In the meantime, the wood fuel sector suffers from a lack of official support, marginalization and even outright bans. As a result of inadequate policies that do not respond to local realities, wood fuel production and trade, which remains a highly informal sector, mostly operates in the shadows of weak legal frameworks and makes little contribution to government revenues.
These issues call for a fresh approach to wood fuel governance, one that focuses on promoting more sustainable value chains that can positively contribute to livelihoods, energy and food security, while mitigating negative environmental impacts. Wood fuel isn’t going anywhere in the foreseeable future, so we had better start improving the sector.
Problems without borders
The Center for International Forestry Research (CIFOR) recently hosted a regional exchange to discuss how to improve wood fuel governance across southern Africa. During the event, which was held at the Mulungushi International Conference Centre in Lusaka, representatives from Angola, Botswana, the Democratic Republic of Congo, Malawi, Mozambique, Tanzania, Zambia, and Zimbabwe, one by one presented the same picture: unsustainable (and informal) production; inadequate domestic legal frameworks which sometimes affect other countries, institutional arrangements, and policies; knowledge gaps and limited resources for research; lack of regulatory enforcement and political support; and widespread forest degradation and deforestation.

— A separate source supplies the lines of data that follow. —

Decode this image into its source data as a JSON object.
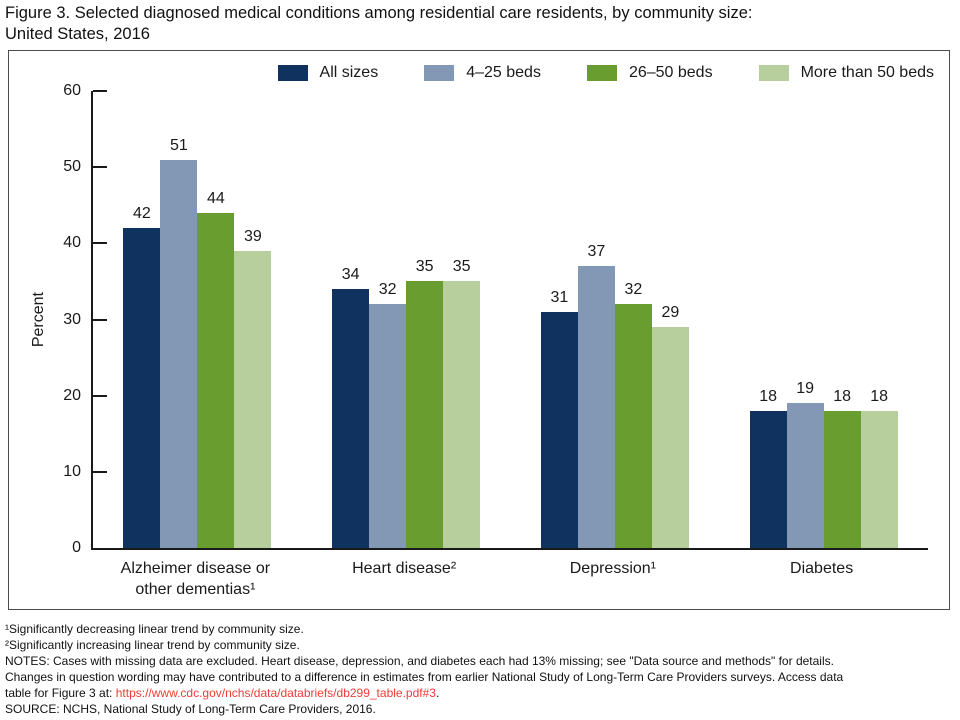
{
  "title": {
    "line1": "Figure 3. Selected diagnosed medical conditions among residential care residents, by community size:",
    "line2": "United States, 2016"
  },
  "chart_data": {
    "type": "bar",
    "title": "Selected diagnosed medical conditions among residential care residents, by community size: United States, 2016",
    "xlabel": "",
    "ylabel": "Percent",
    "ylim": [
      0,
      60
    ],
    "ytick_step": 10,
    "grid": false,
    "legend_position": "top",
    "categories": [
      [
        "Alzheimer disease or",
        "other dementias¹"
      ],
      [
        "Heart disease²"
      ],
      [
        "Depression¹"
      ],
      [
        "Diabetes"
      ]
    ],
    "series": [
      {
        "name": "All sizes",
        "color": "#10325e",
        "values": [
          42,
          34,
          31,
          18
        ]
      },
      {
        "name": "4–25 beds",
        "color": "#8298b4",
        "values": [
          51,
          32,
          37,
          19
        ]
      },
      {
        "name": "26–50 beds",
        "color": "#699d30",
        "values": [
          44,
          35,
          32,
          18
        ]
      },
      {
        "name": "More than 50 beds",
        "color": "#b7cf9c",
        "values": [
          39,
          35,
          29,
          18
        ]
      }
    ]
  },
  "footnotes": {
    "fn1": "¹Significantly decreasing linear trend by community size.",
    "fn2": "²Significantly increasing linear trend by community size.",
    "notes_line1": "NOTES: Cases with missing data are excluded. Heart disease, depression, and diabetes each had 13% missing; see \"Data source and methods\" for details.",
    "notes_line2": "Changes in question wording may have contributed to a difference in estimates from earlier National Study of Long-Term Care Providers surveys. Access data",
    "notes_line3_prefix": "table for Figure 3 at: ",
    "link_text": "https://www.cdc.gov/nchs/data/databriefs/db299_table.pdf#3",
    "notes_line3_suffix": ".",
    "source": "SOURCE: NCHS, National Study of Long-Term Care Providers, 2016."
  },
  "ui_colors": {
    "link": "#ee3c38",
    "axis": "#1a1a1a",
    "frame_border": "#4c4c4c"
  }
}
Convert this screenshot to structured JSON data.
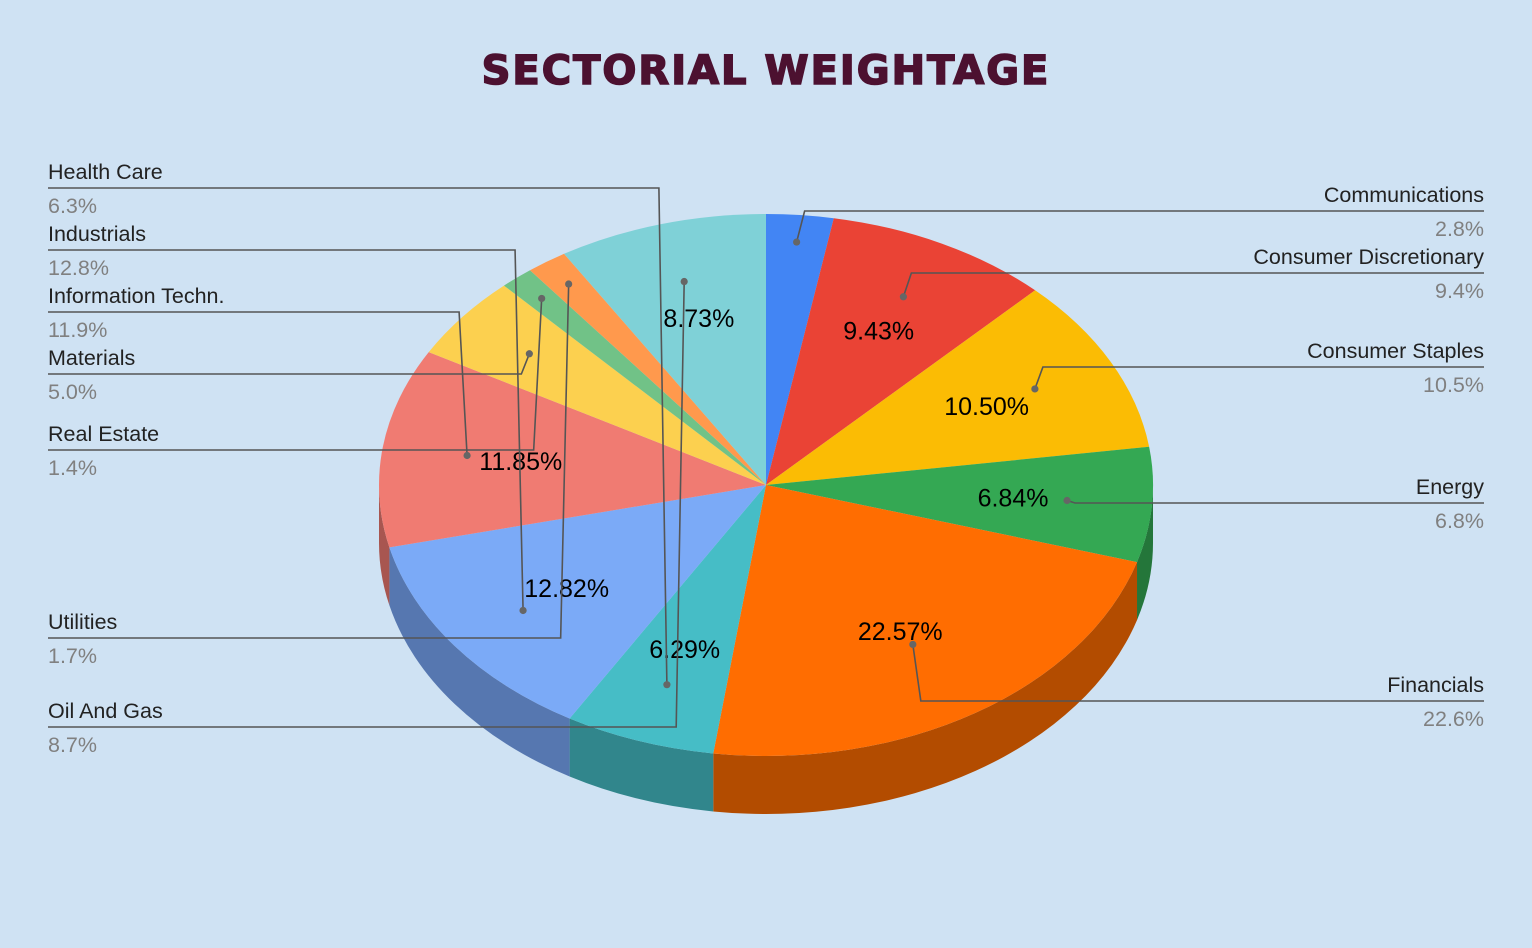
{
  "chart_data": {
    "type": "pie",
    "title": "SECTORIAL WEIGHTAGE",
    "slices": [
      {
        "name": "Communications",
        "value": 2.8,
        "slice_label": "",
        "legend_value": "2.8%",
        "color": "#4285f4",
        "side_color": "#2f5fad"
      },
      {
        "name": "Consumer Discretionary",
        "value": 9.43,
        "slice_label": "9.43%",
        "legend_value": "9.4%",
        "color": "#ea4335",
        "side_color": "#a32e25"
      },
      {
        "name": "Consumer Staples",
        "value": 10.5,
        "slice_label": "10.50%",
        "legend_value": "10.5%",
        "color": "#fbbc04",
        "side_color": "#b08403"
      },
      {
        "name": "Energy",
        "value": 6.84,
        "slice_label": "6.84%",
        "legend_value": "6.8%",
        "color": "#34a853",
        "side_color": "#24763a"
      },
      {
        "name": "Financials",
        "value": 22.57,
        "slice_label": "22.57%",
        "legend_value": "22.6%",
        "color": "#ff6d01",
        "side_color": "#b34c00"
      },
      {
        "name": "Health Care",
        "value": 6.29,
        "slice_label": "6.29%",
        "legend_value": "6.3%",
        "color": "#46bdc6",
        "side_color": "#31868c"
      },
      {
        "name": "Industrials",
        "value": 12.82,
        "slice_label": "12.82%",
        "legend_value": "12.8%",
        "color": "#7baaf7",
        "side_color": "#5677b0"
      },
      {
        "name": "Information Techn.",
        "value": 11.85,
        "slice_label": "11.85%",
        "legend_value": "11.9%",
        "color": "#f07b72",
        "side_color": "#a85650"
      },
      {
        "name": "Materials",
        "value": 5.0,
        "slice_label": "",
        "legend_value": "5.0%",
        "color": "#fcd04f",
        "side_color": "#b09137"
      },
      {
        "name": "Real Estate",
        "value": 1.4,
        "slice_label": "",
        "legend_value": "1.4%",
        "color": "#71c287",
        "side_color": "#4f885f"
      },
      {
        "name": "Utilities",
        "value": 1.7,
        "slice_label": "",
        "legend_value": "1.7%",
        "color": "#ff994d",
        "side_color": "#b36b36"
      },
      {
        "name": "Oil And Gas",
        "value": 8.73,
        "slice_label": "8.73%",
        "legend_value": "8.7%",
        "color": "#7fd1d7",
        "side_color": "#5a9297"
      }
    ],
    "start_angle": "12 o'clock",
    "direction": "clockwise",
    "style": "3d",
    "legend": "leader-line labels on both sides"
  },
  "background_color": "#cfe2f3",
  "title_color": "#4c1130"
}
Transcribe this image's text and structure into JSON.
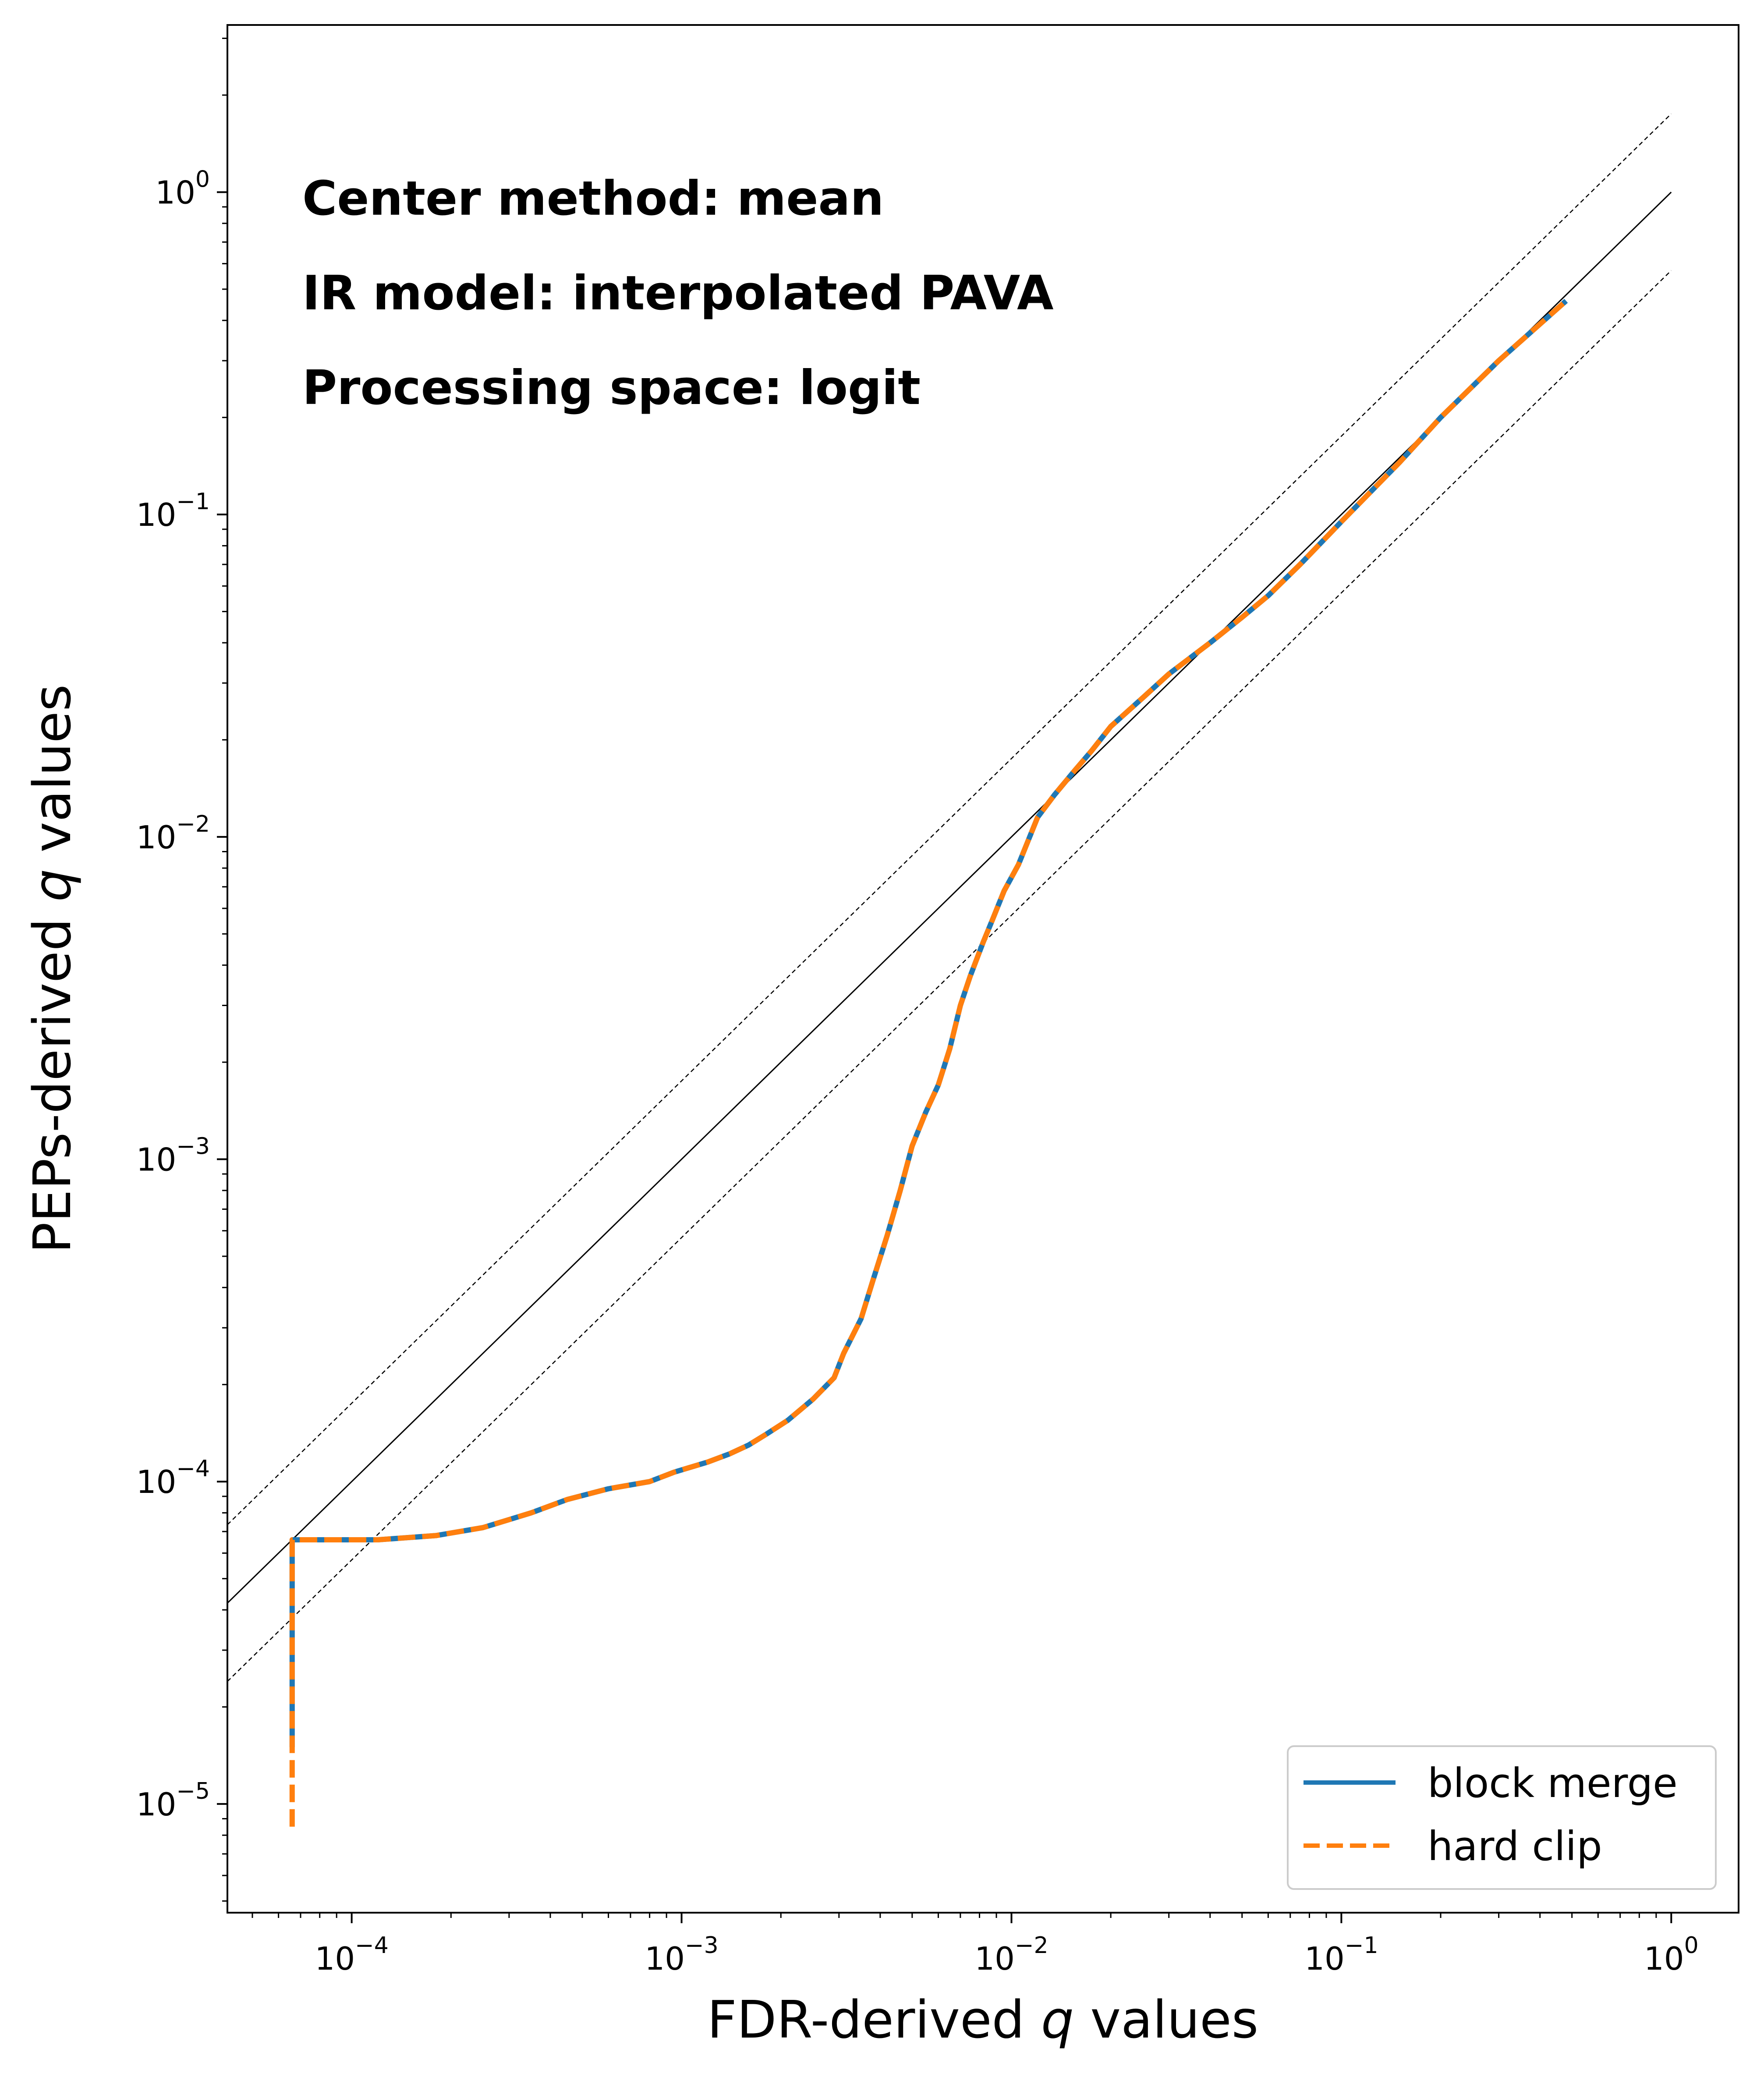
{
  "chart_data": {
    "type": "line",
    "xscale": "log",
    "yscale": "log",
    "xlim": [
      4.2e-05,
      1.6
    ],
    "ylim": [
      4.6e-06,
      3.3
    ],
    "xticks": [
      {
        "value": 0.0001,
        "base": "10",
        "exp": "−4"
      },
      {
        "value": 0.001,
        "base": "10",
        "exp": "−3"
      },
      {
        "value": 0.01,
        "base": "10",
        "exp": "−2"
      },
      {
        "value": 0.1,
        "base": "10",
        "exp": "−1"
      },
      {
        "value": 1,
        "base": "10",
        "exp": "0"
      }
    ],
    "yticks": [
      {
        "value": 1e-05,
        "base": "10",
        "exp": "−5"
      },
      {
        "value": 0.0001,
        "base": "10",
        "exp": "−4"
      },
      {
        "value": 0.001,
        "base": "10",
        "exp": "−3"
      },
      {
        "value": 0.01,
        "base": "10",
        "exp": "−2"
      },
      {
        "value": 0.1,
        "base": "10",
        "exp": "−1"
      },
      {
        "value": 1,
        "base": "10",
        "exp": "0"
      }
    ],
    "xlabel": {
      "pre": "FDR-derived ",
      "var": "q",
      "post": " values"
    },
    "ylabel": {
      "pre": "PEPs-derived ",
      "var": "q",
      "post": " values"
    },
    "annotations": [
      "Center method: mean",
      "IR model: interpolated PAVA",
      "Processing space: logit"
    ],
    "reference_lines": {
      "identity": {
        "factor": 1,
        "style": "solid",
        "color": "#000000"
      },
      "bounds": [
        {
          "factor": 1.75,
          "style": "dashed",
          "color": "#000000"
        },
        {
          "factor": 0.5714,
          "style": "dashed",
          "color": "#000000"
        }
      ]
    },
    "legend_position": "lower right",
    "series": [
      {
        "name": "block merge",
        "color": "#1f77b4",
        "style": "solid",
        "x": [
          6.6e-05,
          6.6e-05,
          6.6e-05,
          0.00012,
          0.00018,
          0.00025,
          0.00035,
          0.00045,
          0.0006,
          0.0008,
          0.00095,
          0.0012,
          0.0014,
          0.0016,
          0.0018,
          0.0021,
          0.0025,
          0.0029,
          0.0031,
          0.0035,
          0.0038,
          0.0042,
          0.0046,
          0.005,
          0.0055,
          0.006,
          0.0065,
          0.007,
          0.0075,
          0.0082,
          0.0088,
          0.0095,
          0.0105,
          0.012,
          0.0135,
          0.0155,
          0.0175,
          0.02,
          0.025,
          0.03,
          0.04,
          0.05,
          0.06,
          0.075,
          0.1,
          0.15,
          0.2,
          0.3,
          0.48
        ],
        "y": [
          1.5e-05,
          3e-05,
          6.6e-05,
          6.6e-05,
          6.8e-05,
          7.2e-05,
          8e-05,
          8.8e-05,
          9.5e-05,
          0.0001,
          0.000107,
          0.000115,
          0.000122,
          0.00013,
          0.00014,
          0.000155,
          0.00018,
          0.00021,
          0.00025,
          0.00032,
          0.00042,
          0.00058,
          0.0008,
          0.0011,
          0.0014,
          0.0017,
          0.0022,
          0.003,
          0.0037,
          0.0047,
          0.0056,
          0.0068,
          0.0082,
          0.0115,
          0.0135,
          0.016,
          0.0185,
          0.022,
          0.027,
          0.032,
          0.04,
          0.048,
          0.056,
          0.07,
          0.095,
          0.145,
          0.2,
          0.3,
          0.46
        ]
      },
      {
        "name": "hard clip",
        "color": "#ff7f0e",
        "style": "dashed",
        "x": [
          6.6e-05,
          6.6e-05,
          6.6e-05,
          0.00012,
          0.00018,
          0.00025,
          0.00035,
          0.00045,
          0.0006,
          0.0008,
          0.00095,
          0.0012,
          0.0014,
          0.0016,
          0.0018,
          0.0021,
          0.0025,
          0.0029,
          0.0031,
          0.0035,
          0.0038,
          0.0042,
          0.0046,
          0.005,
          0.0055,
          0.006,
          0.0065,
          0.007,
          0.0075,
          0.0082,
          0.0088,
          0.0095,
          0.0105,
          0.012,
          0.0135,
          0.0155,
          0.0175,
          0.02,
          0.025,
          0.03,
          0.04,
          0.05,
          0.06,
          0.075,
          0.1,
          0.15,
          0.2,
          0.3,
          0.48
        ],
        "y": [
          8.5e-06,
          3e-05,
          6.6e-05,
          6.6e-05,
          6.8e-05,
          7.2e-05,
          8e-05,
          8.8e-05,
          9.5e-05,
          0.0001,
          0.000107,
          0.000115,
          0.000122,
          0.00013,
          0.00014,
          0.000155,
          0.00018,
          0.00021,
          0.00025,
          0.00032,
          0.00042,
          0.00058,
          0.0008,
          0.0011,
          0.0014,
          0.0017,
          0.0022,
          0.003,
          0.0037,
          0.0047,
          0.0056,
          0.0068,
          0.0082,
          0.0115,
          0.0135,
          0.016,
          0.0185,
          0.022,
          0.027,
          0.032,
          0.04,
          0.048,
          0.056,
          0.07,
          0.095,
          0.145,
          0.2,
          0.3,
          0.46
        ]
      }
    ]
  }
}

If we all share the same problems, why can’t we then share the same solutions?
Across the region, isolated initiatives have managed to improve the value chain at various levels. Whether it is supporting Assisted National Regeneration, organizing charcoal producers, or promoting improved kilns and stoves, there are successful examples out there that prove that sustainable wood fuel can become a reality. The key is thus, as a region, to share best practices and learn from these experiences, promote cooperation to escalate and replicate successful models, and together build the political will that these pressing issues require.
Where there is demand there will be supply
A country’s domestic policies have an impact on other countries in the region. For instance, if one country adopts restrictive measures to regulate wood fuel production but does not offer alternatives to meet the population’s energy needs, there is a risk that the problem will simply be transferred to neighboring countries. Porous borders enable cross-border movement of wood fuel, particularly of charcoal as it is easier to transport.
Research currently being conducted by CIFOR shows that Zambia is at the epicenter of regional charcoal trade flows. Although the country currently does not allow charcoal exports, stringent production laws and high demand in neighboring countries seem to be behind an undocumented cross-border movement, whose dynamics are yet to be fully understood.
The delegates that participated in CIFOR’s regional workshop also echoed this view. While there is no hard evidence documenting cross-border movement of wood fuel, forestry departments across the region observe a dynamic exchange between countries. Nevertheless, it is extremely difficult to trace these flows and determine how and how much is moving due to the informal nature of the sector.
Facing this situation, once again regional cooperation is the only answer. Only by bringing countries together we will manage to understand wood fuel trade dynamics, and to adopt policies that do not simply transfer the problem to our neighbors but tackle unsustainable production and trade. At the end, if one country fails to protect its forests, the ecological consequences will be felt across the region.
At CIFOR, we will continue to study cross-border issues and to provide recommendations on how to move towards a regional approach to sustainable wood fuel value chains. We hope that these lessons from the regional wood fuel exchange will be taken into consideration in the upcoming National Charcoal Indaba, which will soon be hosted by Zambia’s Forestry Department.